Capitol Alert

Plan to power California with all renewable energy heads to Jerry Brown

The California Legislature sent a bill to the governor that would require all retail electricity to be generated from solar, wind and other renewable energy sources by 2045.

Despite objections from utilities and oil companies, the Assembly voted 43-32 to eliminate fossil fuels in the state’s energy sector on Tuesday. Senate Bill 100, introduced by Sen. Kevin de León, cleared the Senate Wednesday with a 25-13 vote and awaits Gov. Jerry Brown’s consideration.

“When it comes to fighting climate change and reducing our reliance on fossil fuels, California won’t back down, ” de León said. “We have taken another great stride toward a 100% clean energy future.”

Climate activists and environmental groups have hailed the plan as a critical step forward in the battle against climate change. The bill’s passage in California will serve as a symbolic strike against the Trump administration, which has steadily attempted to erode environmental protections, roll back fuel economy standards and weaken existing rules meant to reduce greenhouse gas emissions from coal-fire plants.

Opponents have long argued that California’s efforts to combat climate change are futile and fail to make a substantial difference as the planet continues to warm. Some Assembly members warned the bill would hurt workers in the fossil fuel industry and raise prices for utility customers.

“We pass all these goals for renewables, but at the same time our families back home will pay the cost with an increase in the electric bills every year as we try to achieve this,” said Assemblyman Devon Mathis, is, R-Visalia.

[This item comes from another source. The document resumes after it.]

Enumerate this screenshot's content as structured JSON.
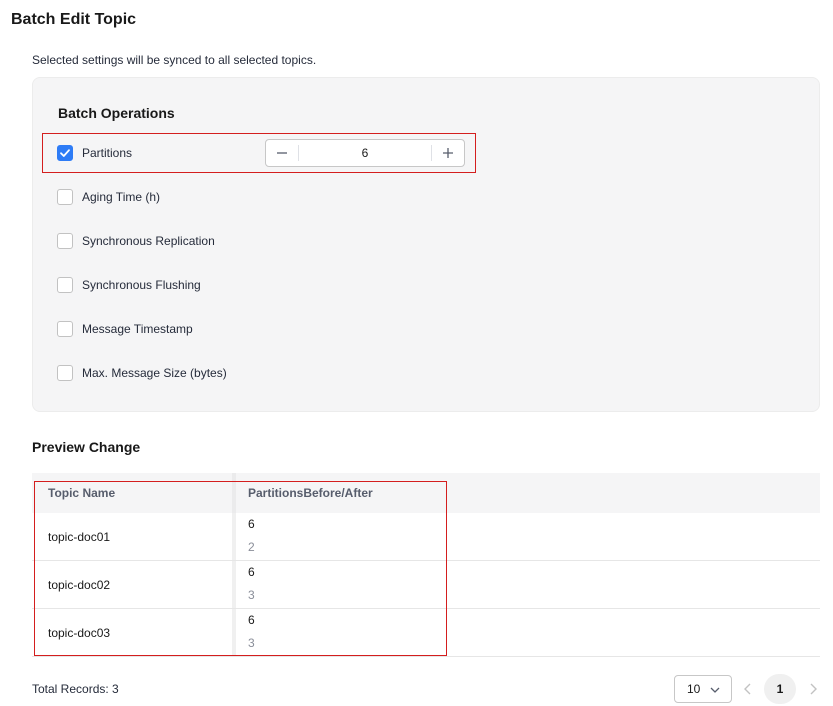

The bill is opposed by Pacific Gas and Electric Company, San Diego Gas And Electric Company, Western States Petroleum Association, Agricultural Council of California and more than two dozen others.

The proposal toughens regulations in a state seen as a global leader on climate change.

State lawmakers set a goal two years ago of reducing greenhouse gas emissions to 40 percent below 1990 levels by 2030. Gov. Jerry Brown and legislative leaders last year extended the state’s cap-and-trade program, a market-based system that allows polluters to buy permits for the greenhouse gases they emit, through 2030. Lawmakers described the cap-and-trade program as the state’s best tool to encourage companies to reduce their carbon footprint and allow the state to reach its greenhouse gas goals.

De León initially introduced SB 100 in 2017 and the Assembly held the bill, effectively killing it for the year. In addition to setting the no-carbon standard, the bill would revise interim goals along the way. The bill bumps up an existing target by four years to hit 50 percent renewable energy in 2027 and sets the state on track to meet the 60 percent threshold by the end of 2030.

Former Gov. Arnold Schwarzenegger and former Vice President Al Gore wrote separate letters of support for SB 100. Lt. Gov. Gavin Newsom pledges to issue a directive on his first day of office, if elected, to put California on target to achieve 100 percent renewable energy. He has not publicly endorsed SB 100.

Gov. Jerry Brown, who is hosting a global climate summit in San Francisco next month, has also remained silent on the proposal.